El jefe de Estado remarcó las debilidades de un mundo en el que “la economía se ha vuelto muy frágil” y en el que no hay certezas de “cómo será el capitalismo del futuro”. En el mundo “la primera reacción fue encerrarse, priorizar el consumo interno”, sostuvo, y se preguntó si significará una “vuelta atrás con el libre comercio promocionado por la globalización”.

Fernández insistió en sus críticas a los países que plantearon la posibilidad de mantener sin cambios la economía frente a la pandemia y volvió a usar el ejemplo de Suecia para graficarlo. “Esas economías cayeron; por ejemplo la industria automotriz sueca que dependía de autopartes fabricadas en Italia, que estaban sin producción”, ejemplificó.

En este contexto destacó el rol del Estado y destacó que el 20% de la empresa aérea Lufthansa está en manos del Estado alemán y que Italia debió salir en auxilio de las finanzas de Fiat.

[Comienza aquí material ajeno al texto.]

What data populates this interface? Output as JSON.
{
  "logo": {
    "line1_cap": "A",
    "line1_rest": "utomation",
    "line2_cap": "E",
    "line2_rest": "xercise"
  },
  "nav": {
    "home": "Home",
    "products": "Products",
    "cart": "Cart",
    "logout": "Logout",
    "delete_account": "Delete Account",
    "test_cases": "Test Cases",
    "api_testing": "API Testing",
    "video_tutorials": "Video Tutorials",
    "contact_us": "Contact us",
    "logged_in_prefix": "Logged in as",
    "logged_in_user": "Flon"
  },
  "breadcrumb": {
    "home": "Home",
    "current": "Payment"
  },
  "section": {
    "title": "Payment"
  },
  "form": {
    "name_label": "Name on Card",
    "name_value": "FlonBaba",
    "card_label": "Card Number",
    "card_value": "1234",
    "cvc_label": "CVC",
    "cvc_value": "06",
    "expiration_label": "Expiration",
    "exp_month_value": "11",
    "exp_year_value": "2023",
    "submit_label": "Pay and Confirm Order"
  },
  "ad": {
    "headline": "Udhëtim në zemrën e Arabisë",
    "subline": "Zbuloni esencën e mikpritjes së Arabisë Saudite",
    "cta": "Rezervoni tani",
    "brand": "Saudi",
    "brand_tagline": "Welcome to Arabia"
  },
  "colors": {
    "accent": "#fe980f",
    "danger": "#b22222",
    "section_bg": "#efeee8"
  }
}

“Cuando el gerente financiero es más importante que el de producción el capitalismo es menos noble y más débil”, dijo Ferández y puso a Enrique Shaw (fundador de ACDE) como ejemplo de “el mejor capitalismo”.

Frente a las incertidumbres globales, aseguró que “internamente sabemos qué hay que hacer, conocemos las debilidades y fortalezas de nuestra economía”. Fernández destacó el rol del campo en la recuperación de la economía argentina y señaló la necesidad de una mayor industrialización del sector. “Hoy exportamos más alimentos para animales que para personas”, graficó el Presidente.

“La industria es la gran generadora de trabajo”, sostuvo y recalcó que debe estar apoyada en la ciencia y la tecnología, “abandonadas en los últimos cuatro años”.